Rincewind se preguntó qué le harían cuando resultara que no podía. No mucho, pensó, si ya estoy corriendo. Por supuesto, maldecirían su memoria y lo insultarían, pero a eso ya estaba acostumbrado. «Palos y piedras romperán mis huesos», pensó. Tenía la vaga certeza de que el refrán tenía una segunda parte, pero nunca se había molestado en aprenderla porque la primera siempre ocupaba toda su atención.

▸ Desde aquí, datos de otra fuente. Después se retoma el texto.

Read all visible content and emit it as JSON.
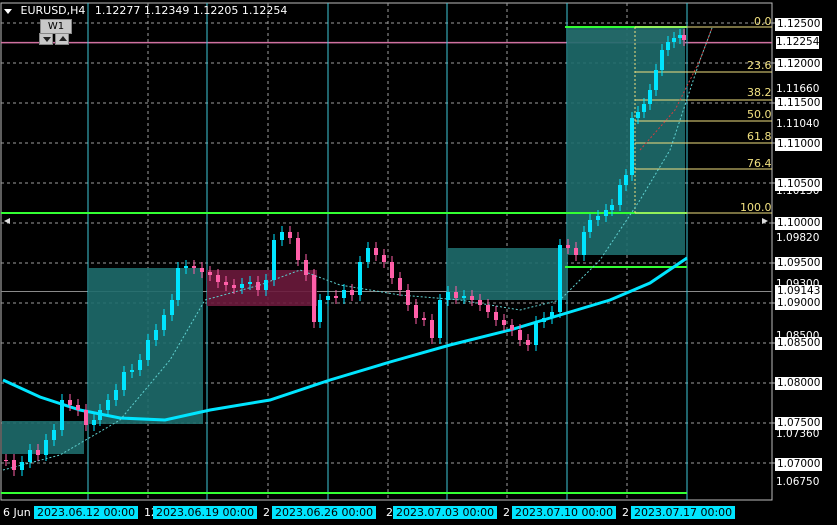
{
  "header": {
    "symbol": "EURUSD,H4",
    "values": "1.12277 1.12349 1.12205 1.12254",
    "timeframe_button": "W1"
  },
  "fib_levels": [
    {
      "label": "0.0"
    },
    {
      "label": "23.6"
    },
    {
      "label": "38.2"
    },
    {
      "label": "50.0"
    },
    {
      "label": "61.8"
    },
    {
      "label": "76.4"
    },
    {
      "label": "100.0"
    }
  ],
  "price_axis": [
    {
      "text": "1.12500",
      "style": "box"
    },
    {
      "text": "1.12254",
      "style": "cur"
    },
    {
      "text": "1.12000",
      "style": "box"
    },
    {
      "text": "1.11660",
      "style": "plain"
    },
    {
      "text": "1.11500",
      "style": "box"
    },
    {
      "text": "1.11040",
      "style": "plain"
    },
    {
      "text": "1.11000",
      "style": "box"
    },
    {
      "text": "1.10130",
      "style": "plain"
    },
    {
      "text": "1.10500",
      "style": "box"
    },
    {
      "text": "1.10000",
      "style": "box"
    },
    {
      "text": "1.09820",
      "style": "plain"
    },
    {
      "text": "1.09500",
      "style": "box"
    },
    {
      "text": "1.09300",
      "style": "plain"
    },
    {
      "text": "1.09143",
      "style": "box"
    },
    {
      "text": "1.09000",
      "style": "box"
    },
    {
      "text": "1.08500",
      "style": "plain"
    },
    {
      "text": "1.08500",
      "style": "box"
    },
    {
      "text": "1.08000",
      "style": "box"
    },
    {
      "text": "1.07500",
      "style": "box"
    },
    {
      "text": "1.07360",
      "style": "plain"
    },
    {
      "text": "1.07000",
      "style": "box"
    },
    {
      "text": "1.06750",
      "style": "plain"
    }
  ],
  "time_axis": [
    {
      "text": "6 Jun",
      "style": "plain"
    },
    {
      "text": "2023.06.12 00:00",
      "style": "box"
    },
    {
      "text": "12",
      "style": "plain"
    },
    {
      "text": "2023.06.19 00:00",
      "style": "box"
    },
    {
      "text": "2",
      "style": "plain"
    },
    {
      "text": "2023.06.26 00:00",
      "style": "box"
    },
    {
      "text": "2",
      "style": "plain"
    },
    {
      "text": "2023.07.03 00:00",
      "style": "box"
    },
    {
      "text": "2",
      "style": "plain"
    },
    {
      "text": "2023.07.10 00:00",
      "style": "box"
    },
    {
      "text": "2",
      "style": "plain"
    },
    {
      "text": "2023.07.17 00:00",
      "style": "box"
    }
  ],
  "colors": {
    "background": "#000000",
    "grid": "#9e9e9e",
    "bull": "#00e5ff",
    "bear": "#ff5fa8",
    "teal_zone": "#1e6b6b",
    "maroon_zone": "#6b1a3c",
    "green_line": "#33ff33",
    "fib": "#f0e080",
    "ma_fast": "#00e5ff"
  }
}
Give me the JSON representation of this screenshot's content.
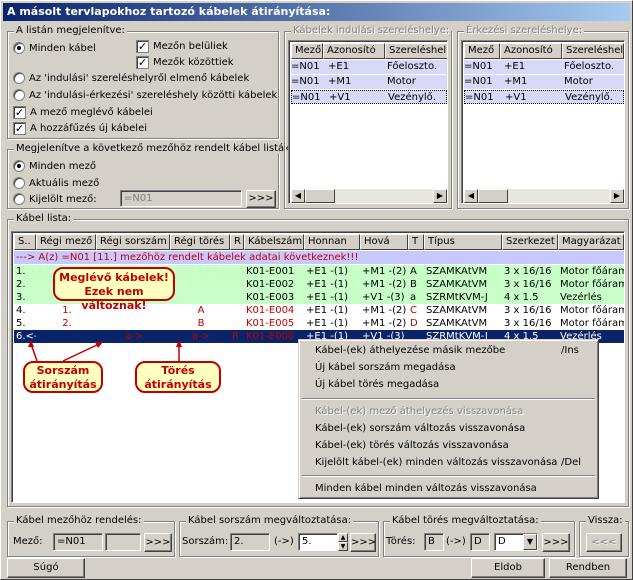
{
  "window": {
    "title": "A másolt tervlapokhoz tartozó kábelek átirányítása:",
    "close": "✕"
  },
  "listing": {
    "group_label": "A listán megjelenítve:",
    "all_cables": "Minden kábel",
    "inside_field": "Mezőn belüliek",
    "between_fields": "Mezők közöttiek",
    "from_start_loc": "Az 'indulási' szereléshelyről elmenő kábelek",
    "between_start_end": "Az 'indulási-érkezési' szereléshely közötti kábelek",
    "existing_field_cables": "A mező meglévő kábelei",
    "new_attach_cables": "A hozzáfűzés új kábelei"
  },
  "assign": {
    "group_label": "Megjelenítve a következő mezőhöz rendelt kábel listák:",
    "all_fields": "Minden mező",
    "current_field": "Aktuális mező",
    "selected_field": "Kijelölt mező:",
    "selected_value": "=N01",
    "go": ">>>"
  },
  "start_loc": {
    "group_label": "Kábelek indulási szereléshelye:",
    "headers": [
      "Mező",
      "Azonosító",
      "Szereléshely"
    ],
    "rows": [
      [
        "=N01",
        "+E1",
        "Főeloszto."
      ],
      [
        "=N01",
        "+M1",
        "Motor"
      ],
      [
        "=N01",
        "+V1",
        "Vezénylő."
      ]
    ]
  },
  "end_loc": {
    "group_label": "Érkezési szereléshelye:",
    "headers": [
      "Mező",
      "Azonosító",
      "Szereléshely"
    ],
    "rows": [
      [
        "=N01",
        "+E1",
        "Főeloszto."
      ],
      [
        "=N01",
        "+M1",
        "Motor"
      ],
      [
        "=N01",
        "+V1",
        "Vezénylő."
      ]
    ]
  },
  "cables": {
    "group_label": "Kábel lista:",
    "headers": [
      "S..",
      "Régi mező",
      "Régi sorszám",
      "Régi törés",
      "R",
      "Kábelszám",
      "Honnan",
      "Hová",
      "T",
      "Típus",
      "Szerkezet",
      "Magyarázat"
    ],
    "info": "---> A(z) =N01 [11.] mezőhöz rendelt kábelek adatai következnek!!!",
    "rows": [
      [
        "1.",
        "",
        "",
        "",
        "",
        "K01-E001",
        "+E1 -(1)",
        "+M1 -(2)",
        "A",
        "SZAMKAtVM",
        "3 x 16/16",
        "Motor főáramk"
      ],
      [
        "2.",
        "",
        "",
        "",
        "",
        "K01-E002",
        "+E1 -(1)",
        "+M1 -(2)",
        "B",
        "SZAMKAtVM",
        "3 x 16/16",
        "Motor főáramk"
      ],
      [
        "3.",
        "",
        "",
        "",
        "",
        "K01-E003",
        "+E1 -(1)",
        "+V1 -(3)",
        "a",
        "SZRMtKVM-J",
        "4 x 1.5",
        "Vezérlés"
      ],
      [
        "4.",
        "1.",
        "",
        "A",
        "",
        "K01-E004",
        "+E1 -(1)",
        "+M1 -(2)",
        "C",
        "SZAMKAtVM",
        "3 x 16/16",
        "Motor főáramk"
      ],
      [
        "5.",
        "2.",
        "",
        "B",
        "",
        "K01-E005",
        "+E1 -(1)",
        "+M1 -(2)",
        "D",
        "SZAMKAtVM",
        "3 x 16/16",
        "Motor főáramk"
      ],
      [
        "6.<-",
        "",
        "a->",
        "a->",
        "R",
        "K01-E006",
        "+E1 -(1)",
        "+V1 -(3)",
        "",
        "SZRMtKVM-J",
        "4 x 1.5",
        "Vezérlés"
      ]
    ]
  },
  "callouts": {
    "existing": "Meglévő kábelek! Ezek nem változnak!",
    "serial": "Sorszám átirányítás",
    "break": "Törés átirányítás"
  },
  "context_menu": {
    "items": [
      {
        "label": "Kábel-(ek) áthelyezése másik mezőbe",
        "shortcut": "/Ins",
        "enabled": true
      },
      {
        "label": "Új kábel sorszám megadása",
        "shortcut": "",
        "enabled": true
      },
      {
        "label": "Új kábel törés megadása",
        "shortcut": "",
        "enabled": true
      },
      {
        "label": "Kábel-(ek) mező áthelyezés visszavonása",
        "shortcut": "",
        "enabled": false
      },
      {
        "label": "Kábel-(ek) sorszám változás visszavonása",
        "shortcut": "",
        "enabled": true
      },
      {
        "label": "Kábel-(ek) törés változás visszavonása",
        "shortcut": "",
        "enabled": true
      },
      {
        "label": "Kijelölt kábel-(ek) minden változás visszavonása",
        "shortcut": "/Del",
        "enabled": true
      },
      {
        "label": "Minden kábel minden változás visszavonása",
        "shortcut": "",
        "enabled": true
      }
    ]
  },
  "bottom": {
    "field_assign_label": "Kábel mezőhöz rendelés:",
    "field_label": "Mező:",
    "field_value": "=N01",
    "field_extra": "",
    "go": ">>>",
    "serial_label": "Kábel sorszám megváltoztatása:",
    "serial_field_label": "Sorszám:",
    "serial_old": "2.",
    "arrow": "(->)",
    "serial_new": "5.",
    "break_label": "Kábel törés megváltoztatása:",
    "break_field_label": "Törés:",
    "break_old": "B",
    "break_new": "D",
    "back_label": "Vissza:",
    "back_btn": "<<<"
  },
  "buttons": {
    "help": "Súgó",
    "discard": "Eldob",
    "ok": "Rendben"
  },
  "colors": {
    "green_row": "#c8ffc8",
    "white_row": "#ffffff",
    "selected_row": "#0a246a",
    "info_row": "#c8c8ff",
    "red": "#c00000"
  }
}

Incluso el Equipaje lo había abandonado. Aquella era una ventaja menor, pero echaba de menos aquel ruido de piececillos…
—Antes de empezar —dijo—, creo que deberíais cantar una canción revolucionaria.
A la unidad le gustó la idea. Mientras estaban ocupados cantando, Rincewind fue con sigilo hasta Mariposa, que le dedicó una sonrisa cómplice.